JÚLIA (sorrindo) - Eis então mais uma vantagem do Rio de Janeiro.

ERNESTO (sorrindo) - Tem razão!

TEIXEIRA (a FILIPE, dando-lhe dinheiro) - Tome; como alvíssaras, basta.

FILIPE - Obrigado! (Desce a cena, a ERNESTO) Então, um meio, um inteiro, um quarto? Enquanto venta, molha-se a vela.

ERNESTO - Agradeço; não sou ambicioso. Quero deixar a sorte grande também para os outros.

FILIPE - E a senhora? E a Sra. e o Sr.?... Um meio?... Tenho justamente o número premiado.

TEIXEIRA - Nada, nada; já compramos!

FILIPE - As suas ordens. (Sai.)

CENA XVI

TEIXEIRA, ERNESTO, JÚLIA

TEIXEIRA - Ora, enfim, vamos almoçar.

ERNESTO - Espere, meu tio, tenho urna palavra a dar-lhe.

TEIXEIRA - Pois então já; uma palavra custa pouco a dizer.

ERNESTO (baixo, a JÚLIA) - Sim!
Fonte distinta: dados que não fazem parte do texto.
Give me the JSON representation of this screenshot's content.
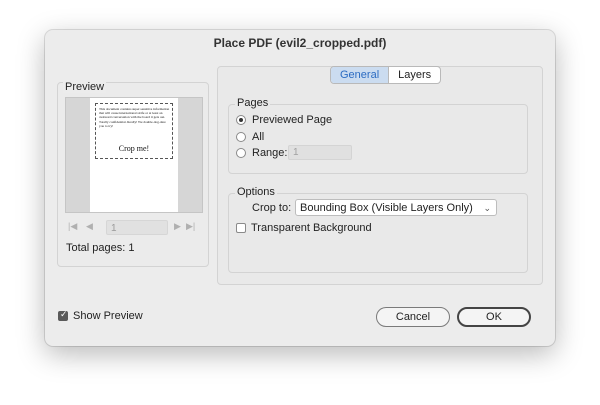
{
  "window": {
    "title": "Place PDF (evil2_cropped.pdf)"
  },
  "preview": {
    "label": "Preview",
    "document_text": "This document contains super sensitive information that will cause international strife or at least an awkward conversation with the board it gets out. Totally confidential. Really! We double-dog-dare you to try!",
    "crop_text": "Crop me!",
    "page_field_value": "1",
    "total_pages": "Total pages: 1"
  },
  "tabs": [
    {
      "label": "General",
      "active": true
    },
    {
      "label": "Layers",
      "active": false
    }
  ],
  "pages": {
    "label": "Pages",
    "options": [
      {
        "label": "Previewed Page",
        "selected": true
      },
      {
        "label": "All",
        "selected": false
      },
      {
        "label": "Range:",
        "selected": false
      }
    ],
    "range_value": "1"
  },
  "options": {
    "label": "Options",
    "crop_to_label": "Crop to:",
    "crop_to_value": "Bounding Box (Visible Layers Only)",
    "transparent_background": {
      "label": "Transparent Background",
      "checked": false
    }
  },
  "show_preview": {
    "label": "Show Preview",
    "checked": true
  },
  "buttons": {
    "cancel": "Cancel",
    "ok": "OK"
  }
}
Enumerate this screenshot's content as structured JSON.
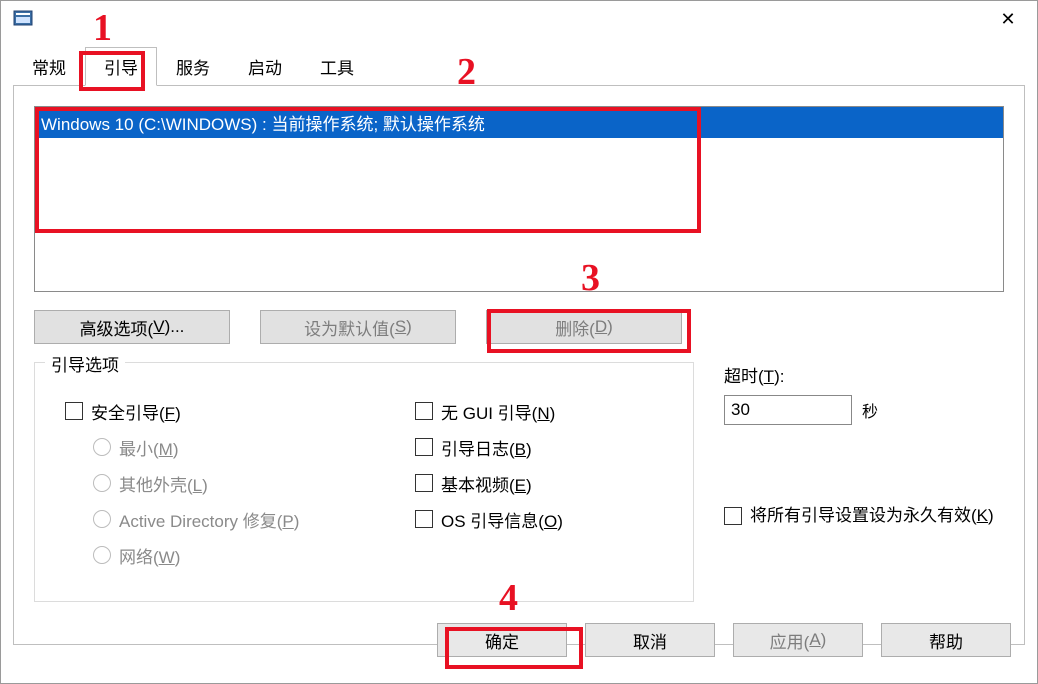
{
  "tabs": {
    "general": "常规",
    "boot": "引导",
    "services": "服务",
    "startup": "启动",
    "tools": "工具"
  },
  "bootlist": {
    "row0": "Windows 10 (C:\\WINDOWS) : 当前操作系统; 默认操作系统"
  },
  "buttons": {
    "advanced_pre": "高级选项(",
    "advanced_key": "V",
    "advanced_post": ")...",
    "setdefault_pre": "设为默认值(",
    "setdefault_key": "S",
    "setdefault_post": ")",
    "delete_pre": "删除(",
    "delete_key": "D",
    "delete_post": ")"
  },
  "group": {
    "bootopts_legend": "引导选项",
    "safeboot_pre": "安全引导(",
    "safeboot_key": "F",
    "safeboot_post": ")",
    "minimal_pre": "最小(",
    "minimal_key": "M",
    "minimal_post": ")",
    "altshell_pre": "其他外壳(",
    "altshell_key": "L",
    "altshell_post": ")",
    "adrepair_pre": "Active Directory 修复(",
    "adrepair_key": "P",
    "adrepair_post": ")",
    "network_pre": "网络(",
    "network_key": "W",
    "network_post": ")",
    "nogui_pre": "无 GUI 引导(",
    "nogui_key": "N",
    "nogui_post": ")",
    "bootlog_pre": "引导日志(",
    "bootlog_key": "B",
    "bootlog_post": ")",
    "basevideo_pre": "基本视频(",
    "basevideo_key": "E",
    "basevideo_post": ")",
    "osinfo_pre": "OS 引导信息(",
    "osinfo_key": "O",
    "osinfo_post": ")"
  },
  "timeout": {
    "label_pre": "超时(",
    "label_key": "T",
    "label_post": "):",
    "value": "30",
    "unit": "秒"
  },
  "perm": {
    "label_pre": "将所有引导设置设为永久有效(",
    "label_key": "K",
    "label_post": ")"
  },
  "dlg": {
    "ok": "确定",
    "cancel": "取消",
    "apply_pre": "应用(",
    "apply_key": "A",
    "apply_post": ")",
    "help": "帮助"
  },
  "annotations": {
    "n1": "1",
    "n2": "2",
    "n3": "3",
    "n4": "4"
  }
}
Porém, a mim custa mais do que um discurso!

JÚLIA (baixo a ERNESTO) - Que vai fazer? Ao menos deixe-me retirar.

ERNESTO (baixo, a JÚLIA) - Para quê?

JÚLIA (baixo, a ERNESTO) - Morro de vergonha.

TEIXEIRA - Então? a tal palavra? Estão combinados? Tu sabes o que é, Júlia?

JÚLIA (vexada) - Eu, papai!... Não, Sr.

TEIXEIRA - Ora, tu sabes! Ficaste corada.

JÚLIA - Foi porque Ernesto riu-se.

TEIXEIRA (a ERNESTO) - Falas ou não?

ERNESTO - Tenho a palavra aqui atravessada na garganta! Lá vai!

TEIXEIRA - Ainda bem! O que é?

ERNESTO - Escute, meu tio. Eéééé...

TEIXEIRA - É...

ERNESTO - Queêêêê....

TEIXEIRA - Já vejo que é preciso ajudar-te! É que...

ERNESTO - Euuu... (Júlia faz sinal que não...) Quero...

TEIXEIRA - Ah! Queres brincar? Pois não estou para te aturar.